THE NOVEL MARINE NATURAL PRODUCT PLOCAMADIENE A CAUSES HISTAMINE RELEASE FROM MAST CELLS OF THE GUINEA-PIG AND RAT IN VITRO

1. Plocamadiene A is a polyhalogenated monoterpene, (1R, 2S, 4S, 1′E)-2-bromo-l-chloro-4-(2′-chloroethenyl)-I-methyl-5-methylenecyclohexane, isolated from red marine algae of the Plocamium genus. 2. This study examined the activity of plocamadiene A on guinea-pig isolated ileum (GPI) and subsequently on rat isolated peritoneal mast cells. 3. Plocamadiene A (1 μg/mL) produced a slow onset, sustained contraction of the GPI. This was insensitive to atropine (1 μmol/ L) and tetrodotoxin (1 μmol/ L), but was significantly reduced by H₁-histamine receptor antagonists including mepyramine (10 nmol/L), chlorcyclizine (10 nmol/L) and diphenhydramine (0.1 μmol/L).
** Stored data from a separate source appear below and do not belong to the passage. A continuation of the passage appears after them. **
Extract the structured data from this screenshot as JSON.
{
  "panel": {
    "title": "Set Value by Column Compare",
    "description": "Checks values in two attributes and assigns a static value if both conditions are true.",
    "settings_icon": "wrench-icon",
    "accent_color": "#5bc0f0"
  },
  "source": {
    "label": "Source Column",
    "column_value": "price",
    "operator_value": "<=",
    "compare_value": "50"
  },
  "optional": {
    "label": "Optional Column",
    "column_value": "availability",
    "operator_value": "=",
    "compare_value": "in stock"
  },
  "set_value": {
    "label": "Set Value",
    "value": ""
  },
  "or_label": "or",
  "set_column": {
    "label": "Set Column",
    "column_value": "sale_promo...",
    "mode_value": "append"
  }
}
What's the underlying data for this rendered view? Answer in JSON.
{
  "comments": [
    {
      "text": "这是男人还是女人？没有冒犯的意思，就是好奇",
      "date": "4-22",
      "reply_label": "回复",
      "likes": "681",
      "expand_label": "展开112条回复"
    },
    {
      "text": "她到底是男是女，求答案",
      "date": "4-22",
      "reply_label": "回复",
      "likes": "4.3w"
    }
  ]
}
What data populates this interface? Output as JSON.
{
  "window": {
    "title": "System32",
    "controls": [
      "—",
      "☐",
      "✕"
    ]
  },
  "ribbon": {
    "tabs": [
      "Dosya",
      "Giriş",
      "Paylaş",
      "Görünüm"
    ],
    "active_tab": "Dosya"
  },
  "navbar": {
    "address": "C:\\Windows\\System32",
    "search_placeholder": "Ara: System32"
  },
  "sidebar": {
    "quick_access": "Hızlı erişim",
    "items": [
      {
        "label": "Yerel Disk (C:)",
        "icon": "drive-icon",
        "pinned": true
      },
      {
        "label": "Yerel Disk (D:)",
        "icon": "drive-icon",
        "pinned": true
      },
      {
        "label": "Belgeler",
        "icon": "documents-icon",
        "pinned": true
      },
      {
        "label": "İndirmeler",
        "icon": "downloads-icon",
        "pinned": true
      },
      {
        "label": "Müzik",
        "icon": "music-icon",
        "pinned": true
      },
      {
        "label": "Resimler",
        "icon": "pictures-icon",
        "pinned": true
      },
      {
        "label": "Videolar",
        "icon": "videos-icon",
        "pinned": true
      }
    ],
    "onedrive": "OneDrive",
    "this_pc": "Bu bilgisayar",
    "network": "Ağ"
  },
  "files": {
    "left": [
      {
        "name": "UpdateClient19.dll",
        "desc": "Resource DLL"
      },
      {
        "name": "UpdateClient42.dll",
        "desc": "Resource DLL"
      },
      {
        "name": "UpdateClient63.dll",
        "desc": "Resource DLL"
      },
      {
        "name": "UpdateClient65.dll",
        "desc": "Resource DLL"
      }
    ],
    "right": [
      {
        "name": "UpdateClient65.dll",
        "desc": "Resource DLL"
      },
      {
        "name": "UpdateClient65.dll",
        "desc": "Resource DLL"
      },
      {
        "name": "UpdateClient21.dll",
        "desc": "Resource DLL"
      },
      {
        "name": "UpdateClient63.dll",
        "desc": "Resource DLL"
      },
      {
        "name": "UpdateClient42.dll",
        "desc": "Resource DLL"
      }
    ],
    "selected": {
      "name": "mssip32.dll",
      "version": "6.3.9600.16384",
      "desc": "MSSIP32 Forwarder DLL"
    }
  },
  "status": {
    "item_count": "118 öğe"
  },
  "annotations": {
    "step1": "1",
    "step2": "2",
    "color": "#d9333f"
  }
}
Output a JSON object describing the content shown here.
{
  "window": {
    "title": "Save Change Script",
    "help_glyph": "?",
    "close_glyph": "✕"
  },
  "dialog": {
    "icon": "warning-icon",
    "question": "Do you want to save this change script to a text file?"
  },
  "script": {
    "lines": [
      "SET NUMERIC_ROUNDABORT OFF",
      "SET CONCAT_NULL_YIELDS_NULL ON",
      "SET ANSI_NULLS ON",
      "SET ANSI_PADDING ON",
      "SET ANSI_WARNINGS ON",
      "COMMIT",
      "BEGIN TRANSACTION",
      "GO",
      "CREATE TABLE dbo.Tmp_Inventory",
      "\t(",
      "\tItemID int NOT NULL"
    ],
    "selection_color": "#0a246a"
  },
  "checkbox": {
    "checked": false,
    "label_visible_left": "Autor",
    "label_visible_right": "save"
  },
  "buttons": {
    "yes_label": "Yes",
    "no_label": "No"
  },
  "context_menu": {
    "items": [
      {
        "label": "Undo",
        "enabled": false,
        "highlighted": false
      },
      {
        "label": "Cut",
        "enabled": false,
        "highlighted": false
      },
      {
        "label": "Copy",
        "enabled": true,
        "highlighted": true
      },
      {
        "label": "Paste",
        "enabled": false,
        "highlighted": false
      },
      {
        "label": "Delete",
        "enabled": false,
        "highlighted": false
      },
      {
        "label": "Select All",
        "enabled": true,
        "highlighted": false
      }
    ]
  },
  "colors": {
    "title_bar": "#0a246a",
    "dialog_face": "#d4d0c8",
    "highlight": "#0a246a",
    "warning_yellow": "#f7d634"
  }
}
The H₂-histamine receptor antagonists cimetidine (0.1 μmol/L) and ranitidine (10 nmol/L) potentiated the response to plocamadiene A (1 μg/mL). 4. The amplitude of contraction caused by plocamadiene A (1 μg/mL) gradually decreased when the compound was applied repeatedly to the GPI for 5 min every 10 min for 150 min. 5. Contractions to plocamadiene A (1 μg/mL) were reduced to approximately 66% of the time control in ovalbumin-sensitized GPI challenged with ovalbumin to release endogenous contractile agents. 6. Cromolyn (0.1 mmol/ L) inhibited (by 40%) the response in the GPI caused by plocamadiene A (1 μg/mL) as compared with time controls. 7. Spectrofluorometric assay suggested that both plocamadiene A (10 μg/mL) and compound 48/80 (10 μg/mL) caused histamine release from rat peritoneal mast cells in vitro. This release of histamine was reduced by cromolyn (100 μg/mL). 8. This study concluded that plocamadiene A releases histamine from mast cells of the GPI and peritoneal mast cells in the rat.